2011年12月21日水曜日

金王朝の落日


金正日が死にました。

とうとう北朝鮮の独裁者は人民に対して一切の幸福を残さず、その代わりに長年の辛苦と飢餓を強いてこの世を去りました。出来うることなら、同じ独裁者としてリビアを私物化し長期支配したカダフィ大佐のように、また、ルーマニアを混乱の坩堝に陥れたチャウシェスク大統領のように、最後は惨めな末路を迎えてほしかった。それが独裁者としての当然裁きを受けるべき死にざまではないでしょうか。

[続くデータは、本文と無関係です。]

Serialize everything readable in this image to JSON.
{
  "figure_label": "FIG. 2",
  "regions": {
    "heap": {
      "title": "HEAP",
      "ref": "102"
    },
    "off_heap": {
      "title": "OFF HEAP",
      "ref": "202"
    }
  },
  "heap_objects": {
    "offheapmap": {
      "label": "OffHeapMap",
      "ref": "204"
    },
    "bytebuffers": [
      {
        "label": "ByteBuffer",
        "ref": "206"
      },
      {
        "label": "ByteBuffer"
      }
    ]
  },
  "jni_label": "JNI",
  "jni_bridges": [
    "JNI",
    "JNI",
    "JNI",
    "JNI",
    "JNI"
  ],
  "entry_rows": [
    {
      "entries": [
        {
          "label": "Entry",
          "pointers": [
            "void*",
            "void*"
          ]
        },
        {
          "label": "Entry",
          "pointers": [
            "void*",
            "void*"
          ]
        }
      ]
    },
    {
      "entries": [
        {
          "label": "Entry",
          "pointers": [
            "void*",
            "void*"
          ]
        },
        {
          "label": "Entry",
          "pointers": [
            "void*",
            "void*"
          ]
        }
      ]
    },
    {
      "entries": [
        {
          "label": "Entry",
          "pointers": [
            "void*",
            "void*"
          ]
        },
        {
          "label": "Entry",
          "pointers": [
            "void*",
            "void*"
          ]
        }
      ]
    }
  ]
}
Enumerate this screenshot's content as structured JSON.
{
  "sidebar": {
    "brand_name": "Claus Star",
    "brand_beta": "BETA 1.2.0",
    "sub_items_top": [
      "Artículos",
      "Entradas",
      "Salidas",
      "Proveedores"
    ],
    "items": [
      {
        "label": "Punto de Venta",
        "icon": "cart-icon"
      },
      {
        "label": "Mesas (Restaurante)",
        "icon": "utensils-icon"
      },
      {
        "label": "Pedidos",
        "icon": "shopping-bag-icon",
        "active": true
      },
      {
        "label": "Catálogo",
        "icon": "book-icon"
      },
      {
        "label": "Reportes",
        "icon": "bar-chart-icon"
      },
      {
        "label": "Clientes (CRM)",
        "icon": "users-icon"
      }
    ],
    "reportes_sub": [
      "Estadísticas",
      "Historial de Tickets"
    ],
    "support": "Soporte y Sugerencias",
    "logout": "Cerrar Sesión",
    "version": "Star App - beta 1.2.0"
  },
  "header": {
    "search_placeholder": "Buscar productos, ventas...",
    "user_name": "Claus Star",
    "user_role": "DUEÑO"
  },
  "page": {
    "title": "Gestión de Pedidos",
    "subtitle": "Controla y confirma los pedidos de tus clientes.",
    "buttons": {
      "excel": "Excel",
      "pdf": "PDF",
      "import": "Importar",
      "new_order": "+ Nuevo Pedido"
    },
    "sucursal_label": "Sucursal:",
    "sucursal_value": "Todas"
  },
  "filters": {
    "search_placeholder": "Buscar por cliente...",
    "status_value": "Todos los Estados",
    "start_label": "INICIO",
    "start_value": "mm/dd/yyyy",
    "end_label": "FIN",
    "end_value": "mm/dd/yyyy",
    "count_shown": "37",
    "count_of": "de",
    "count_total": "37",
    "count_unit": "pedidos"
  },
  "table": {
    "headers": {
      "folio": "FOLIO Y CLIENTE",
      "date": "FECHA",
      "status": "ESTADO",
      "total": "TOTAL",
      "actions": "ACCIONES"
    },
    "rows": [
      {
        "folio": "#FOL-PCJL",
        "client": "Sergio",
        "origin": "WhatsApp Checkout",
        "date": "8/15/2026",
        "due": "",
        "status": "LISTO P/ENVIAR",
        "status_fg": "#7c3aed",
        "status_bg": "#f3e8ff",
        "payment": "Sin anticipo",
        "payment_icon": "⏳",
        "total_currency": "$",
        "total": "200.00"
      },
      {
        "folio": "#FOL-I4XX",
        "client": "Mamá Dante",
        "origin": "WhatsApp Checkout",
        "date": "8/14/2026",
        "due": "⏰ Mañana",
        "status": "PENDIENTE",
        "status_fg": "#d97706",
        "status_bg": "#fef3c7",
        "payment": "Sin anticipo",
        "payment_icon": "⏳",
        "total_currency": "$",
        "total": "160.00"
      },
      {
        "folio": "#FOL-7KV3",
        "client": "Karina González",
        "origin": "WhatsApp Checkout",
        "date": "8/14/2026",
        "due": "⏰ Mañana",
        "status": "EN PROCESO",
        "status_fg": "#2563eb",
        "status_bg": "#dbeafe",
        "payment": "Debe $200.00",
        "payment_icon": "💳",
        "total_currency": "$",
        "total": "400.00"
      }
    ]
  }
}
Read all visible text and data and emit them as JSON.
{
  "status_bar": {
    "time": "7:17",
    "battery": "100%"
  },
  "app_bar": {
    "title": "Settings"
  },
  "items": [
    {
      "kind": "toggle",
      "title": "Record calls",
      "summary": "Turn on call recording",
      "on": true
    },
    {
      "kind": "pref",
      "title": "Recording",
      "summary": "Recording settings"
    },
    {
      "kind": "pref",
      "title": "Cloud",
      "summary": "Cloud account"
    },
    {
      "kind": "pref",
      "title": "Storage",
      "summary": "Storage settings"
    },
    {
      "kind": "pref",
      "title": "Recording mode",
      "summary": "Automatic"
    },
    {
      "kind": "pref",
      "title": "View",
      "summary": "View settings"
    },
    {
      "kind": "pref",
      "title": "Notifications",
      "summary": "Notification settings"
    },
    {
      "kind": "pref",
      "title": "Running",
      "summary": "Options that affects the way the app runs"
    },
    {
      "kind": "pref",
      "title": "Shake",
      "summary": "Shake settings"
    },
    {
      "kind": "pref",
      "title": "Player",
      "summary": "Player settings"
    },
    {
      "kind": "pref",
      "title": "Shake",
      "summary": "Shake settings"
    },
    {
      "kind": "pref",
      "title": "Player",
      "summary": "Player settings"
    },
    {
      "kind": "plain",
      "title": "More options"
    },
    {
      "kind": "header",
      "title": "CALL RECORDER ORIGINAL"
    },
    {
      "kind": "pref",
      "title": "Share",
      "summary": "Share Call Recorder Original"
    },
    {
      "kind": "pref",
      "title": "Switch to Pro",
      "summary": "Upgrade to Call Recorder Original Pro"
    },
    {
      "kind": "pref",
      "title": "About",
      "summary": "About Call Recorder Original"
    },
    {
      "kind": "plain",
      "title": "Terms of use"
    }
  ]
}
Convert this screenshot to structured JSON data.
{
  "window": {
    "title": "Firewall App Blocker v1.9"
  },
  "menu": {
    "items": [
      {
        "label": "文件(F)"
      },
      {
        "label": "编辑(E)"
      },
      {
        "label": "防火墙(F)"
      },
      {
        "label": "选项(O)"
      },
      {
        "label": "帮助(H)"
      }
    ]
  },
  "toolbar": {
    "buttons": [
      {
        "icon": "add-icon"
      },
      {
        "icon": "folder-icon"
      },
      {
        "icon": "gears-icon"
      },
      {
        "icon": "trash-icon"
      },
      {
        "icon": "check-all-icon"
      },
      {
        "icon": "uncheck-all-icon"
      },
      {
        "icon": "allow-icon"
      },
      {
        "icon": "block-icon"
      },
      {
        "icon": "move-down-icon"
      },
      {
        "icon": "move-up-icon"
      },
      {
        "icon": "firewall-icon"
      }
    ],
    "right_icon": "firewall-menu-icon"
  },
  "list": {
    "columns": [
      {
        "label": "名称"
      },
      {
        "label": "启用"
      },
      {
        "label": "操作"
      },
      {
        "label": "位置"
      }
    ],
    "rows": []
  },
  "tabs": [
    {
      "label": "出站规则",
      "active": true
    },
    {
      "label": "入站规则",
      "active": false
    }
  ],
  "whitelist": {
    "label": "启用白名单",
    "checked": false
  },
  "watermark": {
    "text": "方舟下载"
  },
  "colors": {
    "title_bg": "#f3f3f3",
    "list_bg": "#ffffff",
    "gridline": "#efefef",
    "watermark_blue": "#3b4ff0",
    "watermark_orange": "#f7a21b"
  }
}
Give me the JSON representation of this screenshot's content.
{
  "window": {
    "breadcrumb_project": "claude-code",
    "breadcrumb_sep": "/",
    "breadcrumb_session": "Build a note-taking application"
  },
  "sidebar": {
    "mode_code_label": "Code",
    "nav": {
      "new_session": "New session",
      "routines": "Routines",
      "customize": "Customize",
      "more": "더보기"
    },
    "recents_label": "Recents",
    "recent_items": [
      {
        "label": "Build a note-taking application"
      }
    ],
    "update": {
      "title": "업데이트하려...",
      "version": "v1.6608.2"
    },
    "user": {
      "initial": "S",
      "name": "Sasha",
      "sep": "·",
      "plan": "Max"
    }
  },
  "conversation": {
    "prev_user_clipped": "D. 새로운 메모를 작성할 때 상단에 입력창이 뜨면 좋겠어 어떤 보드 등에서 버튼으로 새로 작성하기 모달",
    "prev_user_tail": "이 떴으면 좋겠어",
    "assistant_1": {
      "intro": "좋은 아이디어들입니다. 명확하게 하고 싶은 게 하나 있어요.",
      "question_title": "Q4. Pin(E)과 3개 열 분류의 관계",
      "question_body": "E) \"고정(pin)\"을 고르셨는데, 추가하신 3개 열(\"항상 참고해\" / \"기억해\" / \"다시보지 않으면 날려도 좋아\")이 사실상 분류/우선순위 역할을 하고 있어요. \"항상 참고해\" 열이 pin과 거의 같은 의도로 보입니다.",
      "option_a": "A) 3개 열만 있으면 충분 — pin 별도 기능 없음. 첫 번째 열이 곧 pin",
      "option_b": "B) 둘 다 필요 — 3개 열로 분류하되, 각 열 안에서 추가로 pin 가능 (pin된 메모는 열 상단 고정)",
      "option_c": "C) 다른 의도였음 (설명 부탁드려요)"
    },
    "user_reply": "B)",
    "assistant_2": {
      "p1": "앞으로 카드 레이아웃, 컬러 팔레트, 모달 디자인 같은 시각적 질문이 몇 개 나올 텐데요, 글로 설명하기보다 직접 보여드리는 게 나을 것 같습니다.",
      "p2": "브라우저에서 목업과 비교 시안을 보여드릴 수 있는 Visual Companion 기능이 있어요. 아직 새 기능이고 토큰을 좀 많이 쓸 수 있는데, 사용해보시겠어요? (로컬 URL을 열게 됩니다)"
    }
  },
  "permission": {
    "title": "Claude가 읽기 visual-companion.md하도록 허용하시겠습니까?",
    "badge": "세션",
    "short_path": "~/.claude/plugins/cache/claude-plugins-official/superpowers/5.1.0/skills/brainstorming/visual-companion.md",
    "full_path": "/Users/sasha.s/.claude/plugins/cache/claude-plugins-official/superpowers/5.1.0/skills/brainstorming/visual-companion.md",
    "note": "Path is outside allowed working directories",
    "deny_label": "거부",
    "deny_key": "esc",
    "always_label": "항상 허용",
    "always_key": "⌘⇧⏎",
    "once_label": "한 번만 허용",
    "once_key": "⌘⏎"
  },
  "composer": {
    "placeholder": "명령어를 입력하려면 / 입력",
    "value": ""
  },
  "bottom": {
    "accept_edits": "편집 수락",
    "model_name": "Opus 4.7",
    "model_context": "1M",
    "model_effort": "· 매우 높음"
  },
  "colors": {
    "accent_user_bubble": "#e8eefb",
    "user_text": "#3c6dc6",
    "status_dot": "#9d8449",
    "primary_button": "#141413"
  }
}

1983年10月8日に起きたラングーン事件の計画立案をし、その4年後の1987年11月29日に多数の乗客を死に追いやった大韓航空機爆破事件を指揮した正にその張本人であり、日々人民が飢えているのをよそに核開発をすすめ、それを姑息な外交カードに使い、まるで物乞いのように食糧支援を要求した最悪の独裁者でした。

さて今後、金王朝の3代目となる金正恩への権力移譲が支障なく進むのか、それとも内部での醜い権力争いや、軍や反体制派の反乱が起こるのか、しばらくは情勢を注視してゆく必要がありそうです。願わくば、北朝鮮国内の混乱に乗じて、何かしら拉致問題解決の糸口が見つかり、一日も早い被害者の帰国が叶いますように心より祈っています。